On-call is not a support function. It is a design feedback loop. If you treat it as the former, you will spend your career fighting fires. If you treat it as the latter, you will spend your career building better systems.
The signal
Every page is a signal. It tells you that a human engineer was needed to resolve a situation the system could not handle alone. That is a design failure.
Not necessarily a serious one. Some failures are rare and acceptable. But a recurring page — the same alert, the same service, the same root cause — is a design problem with a clear location.
The response
The standard on-call response is: diagnose, mitigate, recover, write a postmortem. This is correct but incomplete.
The complete response adds: change the design.
“Change the design” might mean adding circuit breakers. It might mean adjusting a retry strategy. It might mean building a self-healing mechanism. It might mean changing the SLO.

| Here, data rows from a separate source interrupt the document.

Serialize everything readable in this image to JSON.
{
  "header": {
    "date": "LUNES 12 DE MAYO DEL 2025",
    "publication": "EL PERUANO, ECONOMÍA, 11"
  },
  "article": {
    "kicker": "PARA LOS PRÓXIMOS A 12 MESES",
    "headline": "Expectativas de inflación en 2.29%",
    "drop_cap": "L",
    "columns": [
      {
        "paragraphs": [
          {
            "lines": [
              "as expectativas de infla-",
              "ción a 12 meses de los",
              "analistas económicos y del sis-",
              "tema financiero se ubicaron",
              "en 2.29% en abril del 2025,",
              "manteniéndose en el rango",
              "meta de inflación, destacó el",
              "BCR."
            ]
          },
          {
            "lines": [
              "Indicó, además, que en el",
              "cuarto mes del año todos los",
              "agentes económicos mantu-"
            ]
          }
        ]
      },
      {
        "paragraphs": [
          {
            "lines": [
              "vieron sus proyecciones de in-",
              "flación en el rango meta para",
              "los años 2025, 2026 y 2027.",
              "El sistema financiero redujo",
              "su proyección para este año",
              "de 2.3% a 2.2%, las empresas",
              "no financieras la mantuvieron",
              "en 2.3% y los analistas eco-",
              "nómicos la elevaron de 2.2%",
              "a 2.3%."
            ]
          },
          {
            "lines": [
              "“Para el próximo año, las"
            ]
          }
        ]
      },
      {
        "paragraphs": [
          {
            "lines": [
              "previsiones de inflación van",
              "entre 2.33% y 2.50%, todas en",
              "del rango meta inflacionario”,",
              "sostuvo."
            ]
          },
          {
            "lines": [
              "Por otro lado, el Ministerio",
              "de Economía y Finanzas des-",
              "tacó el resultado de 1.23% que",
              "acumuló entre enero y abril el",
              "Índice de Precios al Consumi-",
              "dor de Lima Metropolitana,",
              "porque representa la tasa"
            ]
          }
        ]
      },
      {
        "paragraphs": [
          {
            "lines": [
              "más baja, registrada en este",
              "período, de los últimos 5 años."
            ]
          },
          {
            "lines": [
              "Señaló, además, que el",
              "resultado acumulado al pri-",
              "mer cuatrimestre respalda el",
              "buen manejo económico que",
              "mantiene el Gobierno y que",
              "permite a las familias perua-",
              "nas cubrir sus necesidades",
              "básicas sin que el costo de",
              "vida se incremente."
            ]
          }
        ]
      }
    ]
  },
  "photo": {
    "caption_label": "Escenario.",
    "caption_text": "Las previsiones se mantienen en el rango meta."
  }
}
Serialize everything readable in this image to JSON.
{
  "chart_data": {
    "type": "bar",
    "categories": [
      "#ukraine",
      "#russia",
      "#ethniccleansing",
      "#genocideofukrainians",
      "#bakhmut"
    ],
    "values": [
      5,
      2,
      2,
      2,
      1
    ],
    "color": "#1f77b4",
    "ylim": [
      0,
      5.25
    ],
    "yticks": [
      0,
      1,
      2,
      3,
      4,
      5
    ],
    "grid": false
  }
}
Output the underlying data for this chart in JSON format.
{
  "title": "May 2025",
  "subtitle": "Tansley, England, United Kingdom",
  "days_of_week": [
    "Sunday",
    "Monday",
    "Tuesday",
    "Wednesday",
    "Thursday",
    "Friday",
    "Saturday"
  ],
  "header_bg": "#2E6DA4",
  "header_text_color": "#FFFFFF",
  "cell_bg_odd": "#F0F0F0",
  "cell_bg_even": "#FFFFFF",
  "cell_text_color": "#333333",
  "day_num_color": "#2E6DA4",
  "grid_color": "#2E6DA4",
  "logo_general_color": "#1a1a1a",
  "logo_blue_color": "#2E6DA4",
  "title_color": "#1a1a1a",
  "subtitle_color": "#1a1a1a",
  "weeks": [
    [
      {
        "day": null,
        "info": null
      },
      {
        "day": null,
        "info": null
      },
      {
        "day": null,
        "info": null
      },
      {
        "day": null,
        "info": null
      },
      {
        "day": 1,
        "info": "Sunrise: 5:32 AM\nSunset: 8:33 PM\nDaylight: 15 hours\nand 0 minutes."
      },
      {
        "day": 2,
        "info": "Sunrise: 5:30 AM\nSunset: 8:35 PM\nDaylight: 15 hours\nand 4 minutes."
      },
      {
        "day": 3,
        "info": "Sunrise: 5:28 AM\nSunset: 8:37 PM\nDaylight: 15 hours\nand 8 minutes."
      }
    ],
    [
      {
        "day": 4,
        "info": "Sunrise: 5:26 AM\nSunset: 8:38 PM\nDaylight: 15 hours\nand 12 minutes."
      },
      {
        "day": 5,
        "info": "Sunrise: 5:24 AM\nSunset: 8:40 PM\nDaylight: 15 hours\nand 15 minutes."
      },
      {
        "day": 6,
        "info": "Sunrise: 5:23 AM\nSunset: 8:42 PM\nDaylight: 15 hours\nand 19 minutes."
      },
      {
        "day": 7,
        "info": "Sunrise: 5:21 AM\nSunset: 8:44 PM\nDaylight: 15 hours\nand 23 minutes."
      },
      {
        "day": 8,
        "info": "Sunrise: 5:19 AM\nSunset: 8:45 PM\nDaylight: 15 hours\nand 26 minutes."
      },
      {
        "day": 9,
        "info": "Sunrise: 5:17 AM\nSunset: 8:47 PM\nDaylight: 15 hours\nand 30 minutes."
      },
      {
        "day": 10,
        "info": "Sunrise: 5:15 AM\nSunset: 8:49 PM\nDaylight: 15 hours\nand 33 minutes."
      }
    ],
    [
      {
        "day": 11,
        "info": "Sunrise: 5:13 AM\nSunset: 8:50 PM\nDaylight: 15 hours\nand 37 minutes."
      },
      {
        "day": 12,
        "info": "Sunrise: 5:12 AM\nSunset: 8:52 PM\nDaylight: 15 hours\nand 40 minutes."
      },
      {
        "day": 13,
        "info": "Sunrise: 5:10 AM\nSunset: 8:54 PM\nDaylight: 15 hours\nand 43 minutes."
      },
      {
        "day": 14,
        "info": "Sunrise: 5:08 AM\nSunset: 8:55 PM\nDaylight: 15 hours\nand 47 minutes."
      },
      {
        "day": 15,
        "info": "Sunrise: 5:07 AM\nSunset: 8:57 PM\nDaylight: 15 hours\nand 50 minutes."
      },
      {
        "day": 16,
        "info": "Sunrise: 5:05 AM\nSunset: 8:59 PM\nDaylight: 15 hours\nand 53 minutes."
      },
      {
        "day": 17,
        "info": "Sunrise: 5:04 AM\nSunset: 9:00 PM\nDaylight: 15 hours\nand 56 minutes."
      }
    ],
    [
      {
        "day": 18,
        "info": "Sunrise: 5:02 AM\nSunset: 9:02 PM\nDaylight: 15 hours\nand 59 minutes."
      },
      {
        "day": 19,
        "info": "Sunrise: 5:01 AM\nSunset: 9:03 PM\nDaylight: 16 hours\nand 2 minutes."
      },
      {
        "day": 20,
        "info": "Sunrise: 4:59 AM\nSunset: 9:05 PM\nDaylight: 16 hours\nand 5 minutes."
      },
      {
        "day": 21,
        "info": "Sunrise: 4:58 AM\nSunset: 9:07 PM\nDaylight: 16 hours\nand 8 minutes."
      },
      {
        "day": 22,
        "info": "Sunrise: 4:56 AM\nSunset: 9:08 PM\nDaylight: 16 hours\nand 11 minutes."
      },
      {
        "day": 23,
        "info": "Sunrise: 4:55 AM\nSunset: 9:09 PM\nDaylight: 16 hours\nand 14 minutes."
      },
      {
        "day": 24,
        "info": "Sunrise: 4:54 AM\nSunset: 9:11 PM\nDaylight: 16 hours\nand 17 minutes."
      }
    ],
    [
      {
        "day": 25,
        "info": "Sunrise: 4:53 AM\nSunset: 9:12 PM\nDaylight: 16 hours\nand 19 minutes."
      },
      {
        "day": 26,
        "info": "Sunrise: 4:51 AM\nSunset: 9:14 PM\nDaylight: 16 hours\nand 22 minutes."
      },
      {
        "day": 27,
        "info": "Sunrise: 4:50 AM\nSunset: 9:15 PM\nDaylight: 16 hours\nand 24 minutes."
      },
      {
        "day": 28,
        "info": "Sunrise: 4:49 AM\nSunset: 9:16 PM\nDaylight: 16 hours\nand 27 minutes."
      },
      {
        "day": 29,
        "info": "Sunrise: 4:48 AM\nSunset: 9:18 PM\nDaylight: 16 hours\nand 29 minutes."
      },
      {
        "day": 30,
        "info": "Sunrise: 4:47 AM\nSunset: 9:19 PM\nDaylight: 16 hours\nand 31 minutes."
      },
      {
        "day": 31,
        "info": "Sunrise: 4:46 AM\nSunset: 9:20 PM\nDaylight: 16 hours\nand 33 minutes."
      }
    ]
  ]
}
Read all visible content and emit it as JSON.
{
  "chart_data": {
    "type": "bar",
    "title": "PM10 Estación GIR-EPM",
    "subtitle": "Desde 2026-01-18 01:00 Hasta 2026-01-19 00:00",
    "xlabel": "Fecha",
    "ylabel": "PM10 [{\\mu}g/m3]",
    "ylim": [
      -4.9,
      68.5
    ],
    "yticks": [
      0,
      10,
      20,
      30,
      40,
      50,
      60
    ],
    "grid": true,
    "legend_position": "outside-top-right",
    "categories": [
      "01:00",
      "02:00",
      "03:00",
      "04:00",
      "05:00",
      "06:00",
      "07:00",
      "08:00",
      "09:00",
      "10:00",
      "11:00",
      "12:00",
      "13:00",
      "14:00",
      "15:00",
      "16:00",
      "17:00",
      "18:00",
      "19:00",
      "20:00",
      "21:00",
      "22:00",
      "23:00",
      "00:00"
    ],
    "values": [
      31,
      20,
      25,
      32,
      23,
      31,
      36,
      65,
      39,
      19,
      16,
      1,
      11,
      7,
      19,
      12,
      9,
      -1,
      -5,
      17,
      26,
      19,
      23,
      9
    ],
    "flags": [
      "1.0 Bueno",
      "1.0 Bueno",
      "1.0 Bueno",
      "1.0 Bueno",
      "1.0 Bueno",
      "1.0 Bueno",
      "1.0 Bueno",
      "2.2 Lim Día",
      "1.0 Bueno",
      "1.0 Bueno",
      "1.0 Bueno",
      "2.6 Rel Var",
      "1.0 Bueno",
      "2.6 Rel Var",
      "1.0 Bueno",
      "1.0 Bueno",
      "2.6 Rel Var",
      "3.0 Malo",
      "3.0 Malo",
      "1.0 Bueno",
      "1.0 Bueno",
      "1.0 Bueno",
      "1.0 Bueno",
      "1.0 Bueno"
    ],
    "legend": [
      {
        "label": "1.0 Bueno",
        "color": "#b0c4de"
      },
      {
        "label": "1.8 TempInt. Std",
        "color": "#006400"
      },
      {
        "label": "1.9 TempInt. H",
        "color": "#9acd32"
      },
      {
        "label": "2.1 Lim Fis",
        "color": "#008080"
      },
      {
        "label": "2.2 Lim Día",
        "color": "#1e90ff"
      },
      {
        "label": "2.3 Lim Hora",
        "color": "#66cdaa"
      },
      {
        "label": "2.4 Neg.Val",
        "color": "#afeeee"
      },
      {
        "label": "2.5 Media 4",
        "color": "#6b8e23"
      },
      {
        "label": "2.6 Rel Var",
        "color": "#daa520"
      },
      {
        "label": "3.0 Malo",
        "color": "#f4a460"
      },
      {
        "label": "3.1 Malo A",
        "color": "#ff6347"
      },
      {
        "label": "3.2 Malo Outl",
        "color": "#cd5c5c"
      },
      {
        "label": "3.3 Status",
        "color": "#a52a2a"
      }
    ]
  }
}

The point is that the page is an input, not just an interruption.
The culture
Teams that treat on-call as a tax produce engineers who are tired and resentful. Teams that treat on-call as a design feedback loop produce engineers who are engaged and improving.
The difference is whether the organisation responds to on-call data. If pages are logged, reviewed, and result in design changes, the on-call rotation is valuable. If pages are logged, closed, and forgotten, you have a culture problem that no tooling will fix.
Respect the signal. Change the system.